No, it isn't. That's not how natural language collations work.
Honestly, who expects the same prefix to sort differently based on what comes after, in left-to-right languages?
How does one even find out what the (capricious?) rules for sorting in a given collation are?
I'm aware of sorting taking numerical numbers in text influencing sort, so "Foo10" comes after "Foo9",
but that's not what we are discussing here. "Foo*" and "Foo " have no logical relatioship, like 9 and 10 do.
> I'm already surprised (star) comes before (space), when the latter "comes
> before" the former in both ASCII and UTF-8, but that the two "Foo*" and "Foo "
> prefixed pairs are not clustered after sorting is just mistifying to me. So how come?

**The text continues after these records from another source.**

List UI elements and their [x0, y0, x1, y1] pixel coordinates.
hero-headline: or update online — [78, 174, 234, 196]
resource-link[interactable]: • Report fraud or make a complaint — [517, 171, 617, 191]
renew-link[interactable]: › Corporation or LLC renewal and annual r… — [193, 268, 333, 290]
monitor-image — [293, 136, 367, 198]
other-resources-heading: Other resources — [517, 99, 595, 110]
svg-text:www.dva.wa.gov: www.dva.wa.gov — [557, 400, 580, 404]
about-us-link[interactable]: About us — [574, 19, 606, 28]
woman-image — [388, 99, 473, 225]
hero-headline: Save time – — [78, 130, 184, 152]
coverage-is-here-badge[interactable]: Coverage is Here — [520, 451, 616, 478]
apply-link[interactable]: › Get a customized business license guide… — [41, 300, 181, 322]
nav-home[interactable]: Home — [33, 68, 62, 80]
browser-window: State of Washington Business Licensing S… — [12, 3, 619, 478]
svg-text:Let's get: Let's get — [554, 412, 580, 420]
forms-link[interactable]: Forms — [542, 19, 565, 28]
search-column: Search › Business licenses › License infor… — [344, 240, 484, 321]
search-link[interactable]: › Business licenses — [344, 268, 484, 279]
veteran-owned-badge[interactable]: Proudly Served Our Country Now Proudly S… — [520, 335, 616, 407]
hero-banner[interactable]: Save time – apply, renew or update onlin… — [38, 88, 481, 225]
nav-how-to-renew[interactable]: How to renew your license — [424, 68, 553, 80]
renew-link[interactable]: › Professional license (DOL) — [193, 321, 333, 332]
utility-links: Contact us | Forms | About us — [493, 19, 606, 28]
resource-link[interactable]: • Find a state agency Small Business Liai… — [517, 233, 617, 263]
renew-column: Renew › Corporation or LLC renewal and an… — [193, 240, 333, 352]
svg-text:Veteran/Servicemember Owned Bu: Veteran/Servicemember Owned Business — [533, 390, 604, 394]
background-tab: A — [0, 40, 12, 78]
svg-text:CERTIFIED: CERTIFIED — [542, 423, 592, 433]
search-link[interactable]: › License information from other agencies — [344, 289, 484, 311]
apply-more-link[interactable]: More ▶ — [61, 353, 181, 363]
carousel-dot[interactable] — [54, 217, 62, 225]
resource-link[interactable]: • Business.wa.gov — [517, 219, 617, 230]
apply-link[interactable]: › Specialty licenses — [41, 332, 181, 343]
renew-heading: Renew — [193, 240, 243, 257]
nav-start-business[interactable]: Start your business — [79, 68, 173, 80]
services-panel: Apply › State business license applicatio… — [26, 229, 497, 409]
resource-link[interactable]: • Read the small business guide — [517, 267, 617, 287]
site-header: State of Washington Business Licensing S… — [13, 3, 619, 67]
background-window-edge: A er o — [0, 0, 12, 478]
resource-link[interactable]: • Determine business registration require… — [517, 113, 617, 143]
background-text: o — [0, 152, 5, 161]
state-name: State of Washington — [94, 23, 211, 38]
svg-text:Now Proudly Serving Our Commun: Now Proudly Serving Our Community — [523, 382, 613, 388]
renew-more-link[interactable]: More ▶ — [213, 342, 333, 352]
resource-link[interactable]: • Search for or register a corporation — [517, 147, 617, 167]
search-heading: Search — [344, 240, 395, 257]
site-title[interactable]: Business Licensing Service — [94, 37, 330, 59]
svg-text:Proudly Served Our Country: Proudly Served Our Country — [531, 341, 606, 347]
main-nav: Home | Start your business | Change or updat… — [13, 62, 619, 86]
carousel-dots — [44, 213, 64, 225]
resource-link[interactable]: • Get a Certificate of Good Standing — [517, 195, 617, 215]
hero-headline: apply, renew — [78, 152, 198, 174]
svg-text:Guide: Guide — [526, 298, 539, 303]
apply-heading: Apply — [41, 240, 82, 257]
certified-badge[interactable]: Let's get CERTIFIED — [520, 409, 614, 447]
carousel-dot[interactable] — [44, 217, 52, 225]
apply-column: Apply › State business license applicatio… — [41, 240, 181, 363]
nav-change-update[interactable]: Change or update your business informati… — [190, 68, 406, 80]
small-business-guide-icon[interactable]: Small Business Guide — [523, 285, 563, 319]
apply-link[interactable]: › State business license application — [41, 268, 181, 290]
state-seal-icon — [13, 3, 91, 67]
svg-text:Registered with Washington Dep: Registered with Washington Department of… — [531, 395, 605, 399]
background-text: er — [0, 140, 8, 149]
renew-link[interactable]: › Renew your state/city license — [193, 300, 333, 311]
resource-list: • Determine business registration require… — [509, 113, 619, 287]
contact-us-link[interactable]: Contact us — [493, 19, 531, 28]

Because they compare identical on the first three levels. Any difference in
letters, accents or case weighs stronger, even if it occurs to the right
of these substrings.
That's completely unintuitive...
> For now we can work-around this by explicitly adding the `collate "C"` on
> the queries underlying that particular test, but that would be wrong in the
> general case of international strings to sort, so I'd really like to understand
> what's going on.
Yes, it soulds like the "C" collation may be best for you. That is, if you don't
mind that "Z" < "a".
I would mind if I asked for case-insensitive comparisons.
So the "C" collation is fine with general UTF-8 encoding?
I.e. it will be codepoint ordered OK?